Le cartel d’association reste une démarche qui relève du sujet. La demande de l’institution pourrait être le deuxième temps, et permettre au sujet de répondre oui ou non…D’autres suggèrent plutôt que l’institution fasse offre de ce deuxième temps…Après une passe sans nomination, que dire, qu’en faire ?  Le laisser au cas par cas ? On attend du cartel d’association qu’il permette la constitution d’un vivier de personnes actives dans les différents dispositifs (et on est en train de les complexifier, il y aura besoin de bras !). Ce vivier se constituera-t-il par la libération d’un lieu de parole ? Comment créer le cadre pour arriver à ce que les gens aient envie de s’engager ? Comment faire pour que les gens ne sentent pas une pression ? Il semblerait que certains se soient abstenus de passer le cartel d’association parce qu’il était lié à l’engagement institutionnel.

Un autre point de vue est que Lacan en ’64 avait d’emblée deux catégories de membres : l’institution demande, et on ne peut pas refuser, du fait même de sa participation dans l’institution. Mais faire le cartel d’association c’est faire un acte qui a déjà des effets sur l’institution.  « Le biais du devoir c’est la mort du désir à l’œuvre. »
Cette discussion entre l’insistance mise sur le désir singulier de chacun, ou sur la demande institutionnelle, traverse aussi la question des activités collectives : certains viennent peu aux réunions mais travaillent beaucoup en cartel… travail invisible. Il est impératif de le rendre visible par exemple dans les intercartels…

Et si c’est l’institution qui invite au deuxième temps, s’agirait-il du Bureau, du Conseil, du Collège des associés ? Faut-il rester fidèles aux fondateurs, et garder le Conseil ? Quel est le pouvoir exact du Bureau ? Essentiellement, organiser et soutenir le travail, le rendre visible : par exemple, le thème valable pour deux ans, clôturé par un colloque (un discours, ça produit).

Les gens viennent trouver ce qu’on leur propose, et certains insistent pour rendre l’offre attractive aux jeunes collègues, en prêtant attention aux nouvelles réalités cliniques. Le contexte social a changé par rapport au temps où la psychanalyse était dominante, le modèle de la névrose plus répandu… On pourrait interroger les jeunes entrés sur la spécificité de leur clinique… On pourrait faire offre d’enseignement, répondre à la demande effective des jeunes qui est une demande de formation…

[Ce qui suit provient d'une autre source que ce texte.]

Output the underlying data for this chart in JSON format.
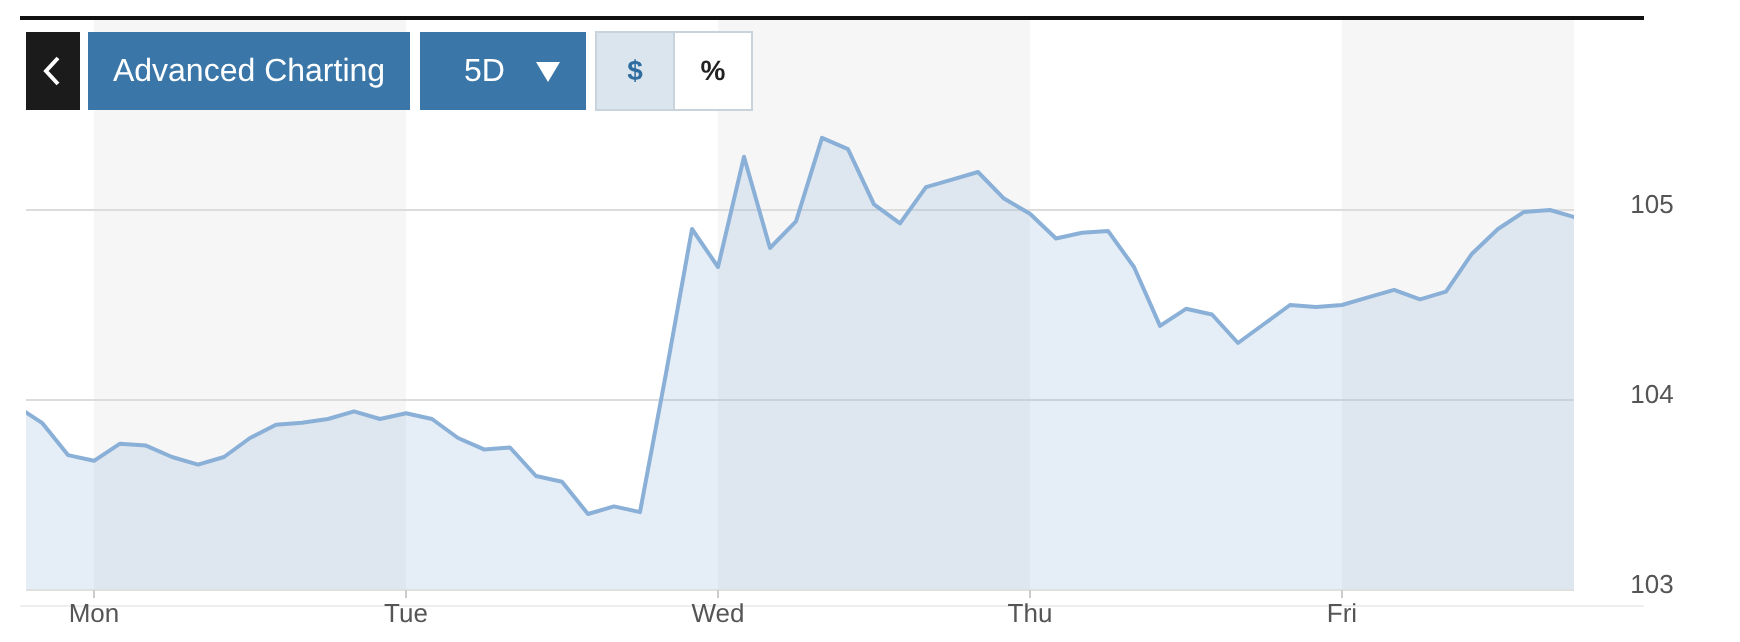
{
  "chart_data": {
    "type": "area",
    "annotations": [
      "Advanced Charting",
      "5D",
      "$",
      "%"
    ],
    "categories": [
      null,
      null,
      null,
      "Mon",
      null,
      null,
      null,
      null,
      null,
      null,
      null,
      null,
      null,
      null,
      null,
      "Tue",
      null,
      null,
      null,
      null,
      null,
      null,
      null,
      null,
      null,
      null,
      null,
      "Wed",
      null,
      null,
      null,
      null,
      null,
      null,
      null,
      null,
      null,
      null,
      null,
      "Thu",
      null,
      null,
      null,
      null,
      null,
      null,
      null,
      null,
      null,
      null,
      null,
      "Fri",
      null,
      null,
      null,
      null,
      null,
      null,
      null,
      null,
      null
    ],
    "series": [
      {
        "color": "#8ab0d8",
        "values": [
          103.97,
          103.88,
          103.71,
          103.68,
          103.77,
          103.76,
          103.7,
          103.66,
          103.7,
          103.8,
          103.87,
          103.88,
          103.9,
          103.94,
          103.9,
          103.93,
          103.9,
          103.8,
          103.74,
          103.75,
          103.6,
          103.57,
          103.4,
          103.44,
          103.41,
          104.14,
          104.9,
          104.7,
          105.28,
          104.8,
          104.94,
          105.38,
          105.32,
          105.03,
          104.93,
          105.12,
          105.16,
          105.2,
          105.06,
          104.98,
          104.85,
          104.88,
          104.89,
          104.7,
          104.39,
          104.48,
          104.45,
          104.3,
          104.4,
          104.5,
          104.49,
          104.5,
          104.54,
          104.58,
          104.53,
          104.57,
          104.77,
          104.9,
          104.99,
          105.0,
          104.96
        ]
      }
    ],
    "ylim": [
      103,
      106
    ],
    "yticks": [
      103,
      104,
      105
    ],
    "grid": "y",
    "marker": "none"
  }
}
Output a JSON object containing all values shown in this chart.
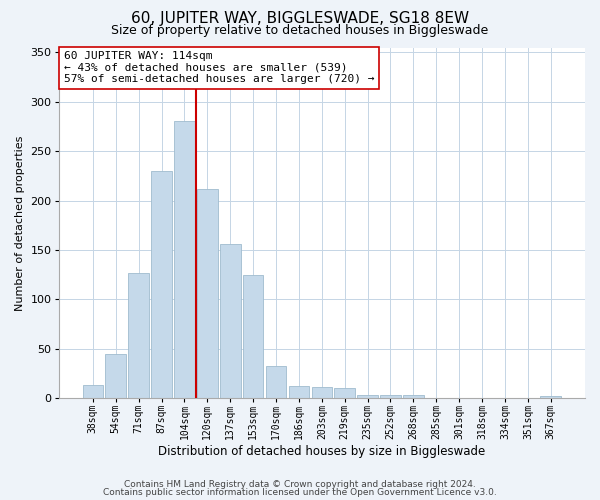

Le Questionnement, constitué par des fondateurs qui étaient des analystes déjà formés, doit s’adapter à l’entrée de jeunes en voie de formation. L’ouverture de la plupart de nos activités au public extérieur va sûrement en ce sens.

Pour la prochaine réunion, il est proposé que chacun rédige une proposition pour un nouveau dispositif de cartel d’association.

 Pour le collège des associés,
Nadine Van den Broeck

P.S. La rédaction des compte-rendus est d’autant plus ardue que participer aux discussions rend la prise de notes aléatoire. Si vous souhaitez préciser ou développer une idée, envoyez-moi quelques lignes et d’un simple clic je le transfèrerai aux associés.